Probabilistic Possible Winner Determination
Bachrach, Yoram (Microsoft Research Ltd.) | Betzler, Nadja (Friedrich-Schiller-Universitaet Jena) | Faliszewski, Piotr (AGH Univesity of Science and Technology)
We study the computational complexity of the counting version of the Possible-Winner problem for elections. In the Possible-Winner problem we are given a profile of voters, each with a partial preference order, and ask if there are linear extensions of the votes such that a designated candidate wins. We also analyze a special case of Possible-Winner, the Manipulation problem. We provide polynomial-time algorithms for counting manipulations in a class of scoring protocols and in several other voting rules. We show #P-hardness of the counting variant of Possible-Winner for plurality and veto and give a simple yet general and practically useful randomized algorithm for a variant of Possible-Winner for all voting rules for which a winner can be computed in polynomial time.
Cloning in Elections
Elkind, Edith (Nanyang Technological University) | Faliszewski, Piotr (AGH Univesity of Science and Technology) | Slinko, Arkadii (Univeristy of Auckland)

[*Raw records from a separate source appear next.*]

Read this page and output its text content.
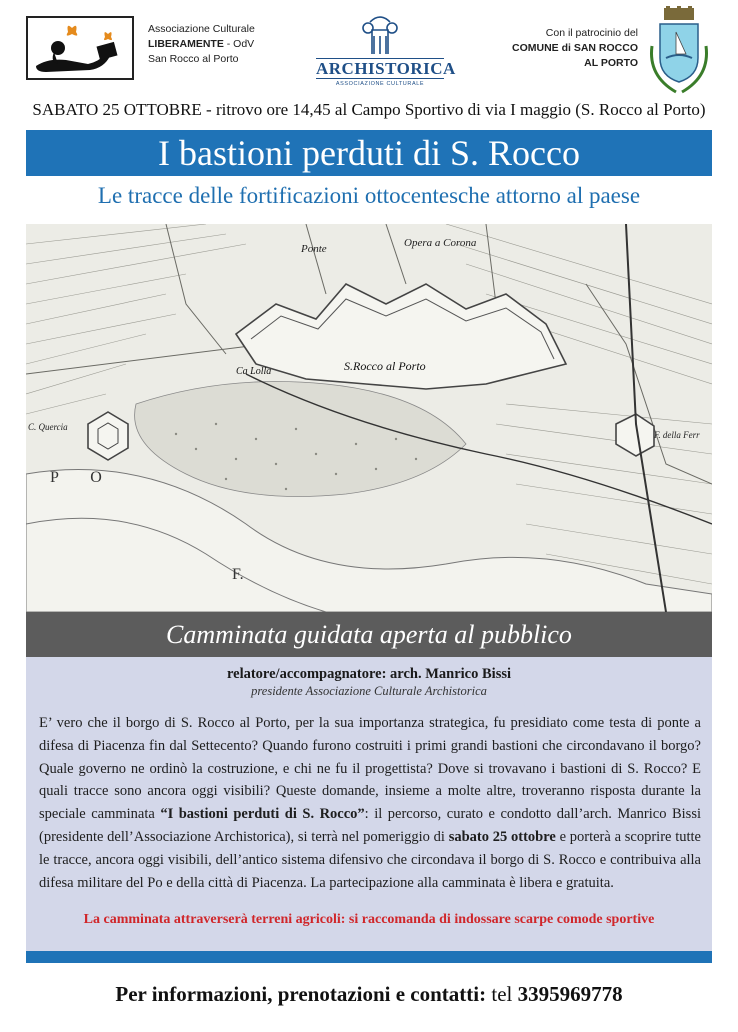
Associazione Culturale
LIBERAMENTE - OdV
San Rocco al Porto	ARCHISTORICA
ASSOCIAZIONE CULTURALE
Con il patrocinio del
COMUNE di SAN ROCCO
AL PORTO
SABATO 25 OTTOBRE - ritrovo ore 14,45 al Campo Sportivo di via I maggio (S. Rocco al Porto)
I bastioni perduti di S. Rocco
Le tracce delle fortificazioni ottocentesche attorno al paese
Ponte	Opera a Corona
S.Rocco al Porto
Ca Lolla
C. Quercia
P O
F.
F. della Ferr
Camminata guidata aperta al pubblico
relatore/accompagnatore: arch. Manrico Bissi
presidente Associazione Culturale Archistorica
E’ vero che il borgo di S. Rocco al Porto, per la sua importanza strategica, fu presidiato come testa di ponte a difesa di Piacenza fin dal Settecento? Quando furono costruiti i primi grandi bastioni che circondavano il borgo? Quale governo ne ordinò la costruzione, e chi ne fu il progettista? Dove si trovavano i bastioni di S. Rocco? E quali tracce sono ancora oggi visibili? Queste domande, insieme a molte altre, troveranno risposta durante la speciale camminata “I bastioni perduti di S. Rocco”: il percorso, curato e condotto dall’arch. Manrico Bissi (presidente dell’Associazione Archistorica), si terrà nel pomeriggio di sabato 25 ottobre e porterà a scoprire tutte le tracce, ancora oggi visibili, dell’antico sistema difensivo che circondava il borgo di S. Rocco e contribuiva alla difesa militare del Po e della città di Piacenza. La partecipazione alla camminata è libera e gratuita.
La camminata attraverserà terreni agricoli: si raccomanda di indossare scarpe comode sportive
Per informazioni, prenotazioni e contatti: tel 3395969778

We consider the problem of manipulating elections via cloning candidates. In our model, a manipulator can replace each candidate c by one or more clones, i.e., new candidates that are so similar to c that each voter simply replaces c in his vote with the block of c 's clones. The outcome of the resulting election may then depend on how each voter orders the clones within the block. We formalize what it means for a cloning manipulation to be successful (which turns out to be a surprisingly delicate issue), and, for a number of prominent voting rules, characterize the preference profiles for which a successful cloning manipulation exists. We also consider the model where there is a cost associated with producing each clone, and study the complexity of finding a minimum-cost cloning manipulation. Finally, we compare cloning with the related problem of control via adding candidates.